Data scientists today spend about 80% of their time just gathering and cleaning data. With this book, you’ll learn how Drill helps you analyze data more effectively to drive down time to insight. Use Drill to clean, prepare, and summarize delimited data for further analysis Query file types including logfiles, Parquet, JSON, and other complex formats Query Hadoop, relational databases, MongoDB, and Kafka with standard SQL Connect to Drill programmatically using a variety of languages Use Drill even with challenging or ambiguous file formats Perform sophisticated analysis by extending Drill’s functionality with user-defined functions Facilitate data analysis for network security, image metadata, and machine learning. Author: Jan Kunigk Editor: O'Reilly Media ISBN: Size: 18,15 MB Format: PDF, Mobi Read: 185 There’s a lot of information about big data technologies, but splicing these technologies into an end-to-end enterprise data platform is a daunting task not widely covered. With this practical book, you’ll learn how to build big data infrastructure both on-premises and in the cloud and successfully architect a modern data platform. Ideal for enterprise architects, IT managers, application architects, and data engineers, this book shows you how to overcome the many challenges that emerge during Hadoop projects. Author: Deepak Vohra Editor: Apress ISBN: Size: 12,88 MB Format: PDF, ePub, Mobi Read: 810 Learn how to use the Apache Hadoop projects, including MapReduce, HDFS, Apache Hive, Apache HBase, Apache Kafka, Apache Mahout, and Apache Solr.
From setting up the environment to running sample applications each chapter in this book is a practical tutorial on using an Apache Hadoop ecosystem project. While several books on Apache Hadoop are available, most are based on the main projects, MapReduce and HDFS, and none discusses the other Apache Hadoop ecosystem projects and how they all work together as a cohesive big data development platform.
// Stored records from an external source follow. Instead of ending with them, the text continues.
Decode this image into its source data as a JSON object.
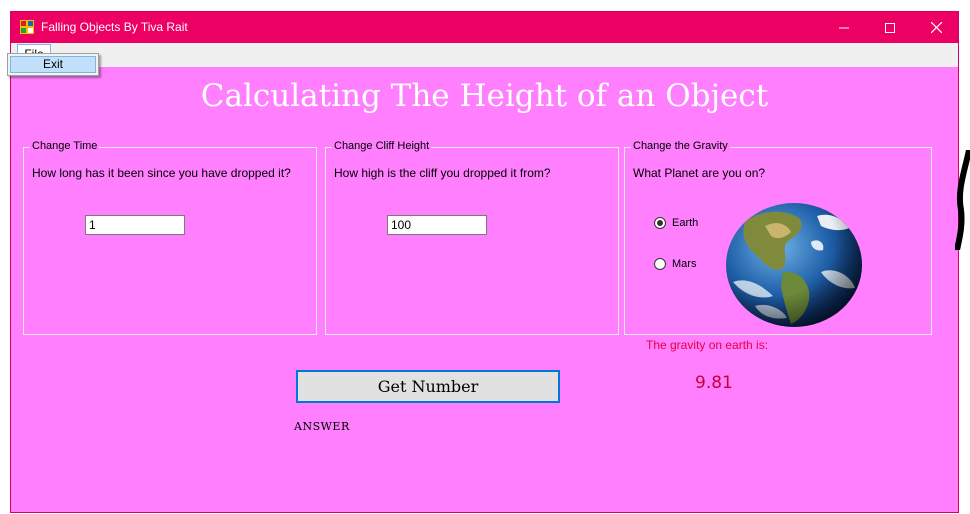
{
  "window": {
    "title": "Falling Objects By Tiva Rait",
    "controls": {
      "minimize": "minimize-icon",
      "maximize": "maximize-icon",
      "close": "close-icon"
    }
  },
  "menu": {
    "file_label": "File",
    "items": [
      {
        "label": "Exit"
      }
    ]
  },
  "heading": "Calculating The Height of an Object",
  "time_group": {
    "legend": "Change Time",
    "question": "How long has it been since you have dropped it?",
    "value": "1"
  },
  "cliff_group": {
    "legend": "Change Cliff Height",
    "question": "How high is the cliff you dropped it from?",
    "value": "100"
  },
  "gravity_group": {
    "legend": "Change the Gravity",
    "question": "What Planet are you on?",
    "options": [
      {
        "label": "Earth",
        "checked": true
      },
      {
        "label": "Mars",
        "checked": false
      }
    ],
    "image": "earth-globe-image"
  },
  "gravity_result": {
    "label": "The gravity on earth is:",
    "value": "9.81"
  },
  "actions": {
    "get_number_label": "Get Number"
  },
  "answer_label": "ANSWER",
  "colors": {
    "titlebar": "#ec0063",
    "form_background": "#ff7fff",
    "gravity_text": "#e6003e",
    "button_border": "#0078d7"
  }
}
What You Will Learn: Set up the environment in Linux for Hadoop projects using Cloudera Hadoop Distribution CDH 5 Run a MapReduce job Store data with Apache Hive, and Apache HBase Index data in HDFS with Apache Solr Develop a Kafka messaging system Stream Logs to HDFS with Apache Flume Transfer data from MySQL database to Hive, HDFS, and HBase with Sqoop Create a Hive table over Apache Solr Develop a Mahout User Recommender System Who This Book Is For: Apache Hadoop developers. Pre-requisite knowledge of Linux and some knowledge of Hadoop is required. Author: Lilian R.
Furst Editor: SUNY Press ISBN: 087 Size: 11,34 MB Format: PDF, Kindle Read: 853 Through the Lens of the Reader is a sequence of ten essays exploring European narrative from the eighteenth to the twentieth century. It covers a wide spectrum of authors ranging from Goethe through Balzac, Flaubert, Zola, George Eliot, Henry James to Rilke, Thomas Mann, and Kafka. The essays are unified by a particular mode of reading, in which the lens of the reader becomes the filter through which texts are constructed in accordance with the signals emitted by their narrational and linguistic strategies.